Ask NASA Climate | September 8, 2010, 17:00 PDT

Flight of fancy

It's a bird. It's a plane. It's a hurricane.

From Dr. Bjorn Lambrigtsen, Group Supervisor, Jet Propulsion Laboratory.

Bjorn

Last week NASA’s unmanned Global Hawk plane successfully flew over a fully-formed hurricane for the first time. It took off from NASA's Dryden facility at Edwards Air Force Base near Mojave, Calif., at 9 p.m. the previous evening. After climbing above 50,000 feet (15 kilometers) to get out of airline traffic lanes, it flew across the southern U.S. to the Gulf and across Florida, and found the storm eight hours later, flying over the hurricane for another eight hours. By that time it had climbed to 60,000 feet (18 kilometers).

NASA's unmanned plane, the Global Hawk.
NASA's unmanned plane, the Global Hawk.

This was all as part of NASA’s 2010 “GRIP” (Genesis and Rapid Intensification Processes) field experiment — a mission designed to study how tropical storms form and develop into major hurricanes.

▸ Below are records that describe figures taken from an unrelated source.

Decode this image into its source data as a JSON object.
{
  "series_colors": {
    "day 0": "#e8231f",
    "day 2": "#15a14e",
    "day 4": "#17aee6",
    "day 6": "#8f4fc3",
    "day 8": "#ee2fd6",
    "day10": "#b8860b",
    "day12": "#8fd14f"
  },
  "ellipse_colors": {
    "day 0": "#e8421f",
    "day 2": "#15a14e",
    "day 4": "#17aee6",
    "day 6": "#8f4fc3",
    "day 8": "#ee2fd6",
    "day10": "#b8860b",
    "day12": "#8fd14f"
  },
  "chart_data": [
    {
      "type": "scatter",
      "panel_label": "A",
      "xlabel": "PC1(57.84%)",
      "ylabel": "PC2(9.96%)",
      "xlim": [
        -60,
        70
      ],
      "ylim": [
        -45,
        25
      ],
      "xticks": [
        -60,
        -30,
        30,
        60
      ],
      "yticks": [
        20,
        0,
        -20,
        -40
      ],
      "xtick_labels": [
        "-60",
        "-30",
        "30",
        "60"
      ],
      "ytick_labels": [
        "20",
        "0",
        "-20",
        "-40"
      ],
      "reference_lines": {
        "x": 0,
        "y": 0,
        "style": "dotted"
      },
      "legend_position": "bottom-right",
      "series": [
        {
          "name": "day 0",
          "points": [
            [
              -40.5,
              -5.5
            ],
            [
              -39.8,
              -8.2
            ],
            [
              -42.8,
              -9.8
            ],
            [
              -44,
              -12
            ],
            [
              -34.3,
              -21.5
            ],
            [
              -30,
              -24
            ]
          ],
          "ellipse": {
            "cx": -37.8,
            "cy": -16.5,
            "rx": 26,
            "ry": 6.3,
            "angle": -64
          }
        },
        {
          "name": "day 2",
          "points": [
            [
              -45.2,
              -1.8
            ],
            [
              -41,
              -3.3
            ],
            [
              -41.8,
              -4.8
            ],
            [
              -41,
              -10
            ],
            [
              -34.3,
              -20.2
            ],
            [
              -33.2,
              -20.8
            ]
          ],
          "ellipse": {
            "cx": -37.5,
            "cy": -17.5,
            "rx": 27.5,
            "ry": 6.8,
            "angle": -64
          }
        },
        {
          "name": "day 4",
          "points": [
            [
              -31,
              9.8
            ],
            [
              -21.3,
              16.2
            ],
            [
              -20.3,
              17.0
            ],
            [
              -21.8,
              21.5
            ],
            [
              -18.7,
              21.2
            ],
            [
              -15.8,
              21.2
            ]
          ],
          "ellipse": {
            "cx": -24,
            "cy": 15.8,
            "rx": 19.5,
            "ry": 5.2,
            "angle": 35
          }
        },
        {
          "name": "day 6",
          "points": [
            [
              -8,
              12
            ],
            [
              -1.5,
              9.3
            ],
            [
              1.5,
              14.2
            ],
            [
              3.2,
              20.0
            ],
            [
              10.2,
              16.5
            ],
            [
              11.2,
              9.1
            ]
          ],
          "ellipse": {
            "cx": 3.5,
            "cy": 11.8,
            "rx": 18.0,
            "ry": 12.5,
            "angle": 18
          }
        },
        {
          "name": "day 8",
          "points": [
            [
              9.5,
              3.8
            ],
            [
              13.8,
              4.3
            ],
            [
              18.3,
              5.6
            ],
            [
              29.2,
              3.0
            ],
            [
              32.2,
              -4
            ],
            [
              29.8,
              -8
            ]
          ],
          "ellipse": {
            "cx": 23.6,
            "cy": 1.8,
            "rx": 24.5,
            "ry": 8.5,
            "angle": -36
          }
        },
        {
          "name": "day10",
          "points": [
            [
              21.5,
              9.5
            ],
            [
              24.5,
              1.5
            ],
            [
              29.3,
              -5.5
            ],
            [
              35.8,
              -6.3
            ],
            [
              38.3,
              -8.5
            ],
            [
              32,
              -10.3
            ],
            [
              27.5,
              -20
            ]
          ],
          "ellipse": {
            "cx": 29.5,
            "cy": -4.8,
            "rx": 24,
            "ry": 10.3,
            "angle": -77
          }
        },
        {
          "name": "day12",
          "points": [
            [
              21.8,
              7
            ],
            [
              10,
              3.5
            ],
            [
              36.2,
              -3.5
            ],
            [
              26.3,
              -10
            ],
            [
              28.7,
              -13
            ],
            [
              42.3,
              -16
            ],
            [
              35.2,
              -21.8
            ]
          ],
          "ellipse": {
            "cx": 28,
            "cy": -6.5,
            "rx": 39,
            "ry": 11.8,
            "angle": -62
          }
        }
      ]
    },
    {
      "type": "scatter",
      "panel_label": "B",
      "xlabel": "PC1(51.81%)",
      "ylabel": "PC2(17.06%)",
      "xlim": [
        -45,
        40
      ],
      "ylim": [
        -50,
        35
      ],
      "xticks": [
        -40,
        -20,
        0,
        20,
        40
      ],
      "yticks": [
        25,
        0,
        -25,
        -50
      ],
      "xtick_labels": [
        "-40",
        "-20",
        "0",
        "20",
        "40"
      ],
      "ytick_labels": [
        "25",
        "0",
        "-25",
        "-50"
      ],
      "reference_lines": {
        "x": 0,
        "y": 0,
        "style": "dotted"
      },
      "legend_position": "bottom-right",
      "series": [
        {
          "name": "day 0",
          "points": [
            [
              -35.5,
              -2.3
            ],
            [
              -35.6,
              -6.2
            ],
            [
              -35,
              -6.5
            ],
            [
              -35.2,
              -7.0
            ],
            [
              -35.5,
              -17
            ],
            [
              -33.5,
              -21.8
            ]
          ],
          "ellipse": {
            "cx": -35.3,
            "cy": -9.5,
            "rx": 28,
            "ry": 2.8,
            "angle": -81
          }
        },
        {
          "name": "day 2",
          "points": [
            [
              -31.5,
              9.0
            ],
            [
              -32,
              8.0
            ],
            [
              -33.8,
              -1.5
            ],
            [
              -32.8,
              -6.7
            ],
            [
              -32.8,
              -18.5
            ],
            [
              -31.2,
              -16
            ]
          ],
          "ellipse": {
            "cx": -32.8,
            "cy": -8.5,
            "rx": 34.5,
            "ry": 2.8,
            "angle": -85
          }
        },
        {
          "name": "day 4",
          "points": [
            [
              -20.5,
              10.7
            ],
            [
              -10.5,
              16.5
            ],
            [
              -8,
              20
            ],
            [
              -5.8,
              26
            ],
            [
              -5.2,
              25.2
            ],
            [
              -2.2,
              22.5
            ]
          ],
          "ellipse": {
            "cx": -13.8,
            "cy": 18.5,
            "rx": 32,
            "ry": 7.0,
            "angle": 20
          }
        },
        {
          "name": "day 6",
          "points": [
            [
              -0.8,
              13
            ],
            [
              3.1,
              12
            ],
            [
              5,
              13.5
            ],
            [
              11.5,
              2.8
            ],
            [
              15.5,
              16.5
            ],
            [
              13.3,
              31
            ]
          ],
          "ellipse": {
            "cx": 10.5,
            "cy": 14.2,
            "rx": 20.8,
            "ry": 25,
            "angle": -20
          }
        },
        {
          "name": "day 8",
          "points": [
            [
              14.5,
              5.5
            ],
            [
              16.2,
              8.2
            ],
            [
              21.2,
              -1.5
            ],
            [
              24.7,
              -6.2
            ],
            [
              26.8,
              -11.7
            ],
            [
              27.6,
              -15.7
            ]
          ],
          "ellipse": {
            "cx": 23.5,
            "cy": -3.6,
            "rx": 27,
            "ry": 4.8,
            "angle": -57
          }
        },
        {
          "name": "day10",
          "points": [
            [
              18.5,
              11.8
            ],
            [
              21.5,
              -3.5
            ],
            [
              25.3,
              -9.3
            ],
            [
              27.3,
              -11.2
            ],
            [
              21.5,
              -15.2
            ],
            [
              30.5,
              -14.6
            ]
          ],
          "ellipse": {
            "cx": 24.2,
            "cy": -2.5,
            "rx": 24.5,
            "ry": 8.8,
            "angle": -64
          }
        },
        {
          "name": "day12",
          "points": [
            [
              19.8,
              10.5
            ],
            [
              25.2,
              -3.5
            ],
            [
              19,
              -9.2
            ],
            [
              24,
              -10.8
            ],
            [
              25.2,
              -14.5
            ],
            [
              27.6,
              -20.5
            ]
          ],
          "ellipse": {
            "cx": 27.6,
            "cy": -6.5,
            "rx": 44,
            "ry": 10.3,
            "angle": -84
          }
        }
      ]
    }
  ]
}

Although the Global Hawk flies itself per a flight plan stored in its computer, there are experienced pilots monitoring it from a control center at Dryden, and from time to time they intervene by uploading a revised flight plan. There is no joystick — everything is done with a keyboard and mouse via a graphical user interface (GUI). One of the things the ‘pilots’ look for is cloud tops near or above the flight altitude, which might be associated with dangerous turbulence that could possibly endanger the plane. The plane hosts a forward-looking video camera as well as a downward-looking fish-eye lens camera, and they are used in daylight. There is also an accelerometer on board (think the device inside your Wii controller).

One of the payloads on the Global Hawk is the High Altitude MMIC Sounding Radiometer (HAMSR), an instrument that can measure air temperature, precipitation, ice content in clouds, and convection in the atmosphere. We had three shifts covering this 24-hour flight. Yours truly hit the freeway at 3 a.m. to catch the flight portion over Hurricane Earl. We got some really good measurements while flying straight across the eye of the storm several times, since it turned out that the cloud tops were well below flight altitude. With the data we collected, we will now be able to study the process of "hurricane eyewall replacement", a process by which the eyewall — a ring of thunderstorms that surrounds the eye of the storm — reorganizes itself and enables the storm to re-strengthen.

Ominous or what? The view from the underside of the plane as it approaches the eye of the storm.
Ominous or what? The view from the underside of the plane as it approaches the eye of the storm.

The photo above shows the view from the plane’s belly camera while approaching the eye of the storm (the top of the photo looks forwards and the bottom of the photo looks straight down). The image below is a sample quick-look image from HAMSR taken as the Global Hawk passes over the eye. The eye can be seen as the blue-green area (ocean surface plus light clouds) surrounded by an orange-red ring (clouds). The blue patch just north of the cloud ring indicates a convective burst, probably a thunderstorm. That is confirmed by the pink crosses, which indicate lightning.

More images can be found at the HAMSR browse page and at the JPL hurricane portal.

Data collected as the plane flew over Hurricane Earl.
Data collected as the plane flew over Hurricane Earl.

Bjorn specializes in studying the Earth's atmosphere using microwaves. His research activities range from developing new technology such as HAMSR to studying hurricanes. He is the Microwave Instrument Scientist for the Atmospheric Infrared Sounder (AIRS instrument) carried on NASA's Aqua satellite.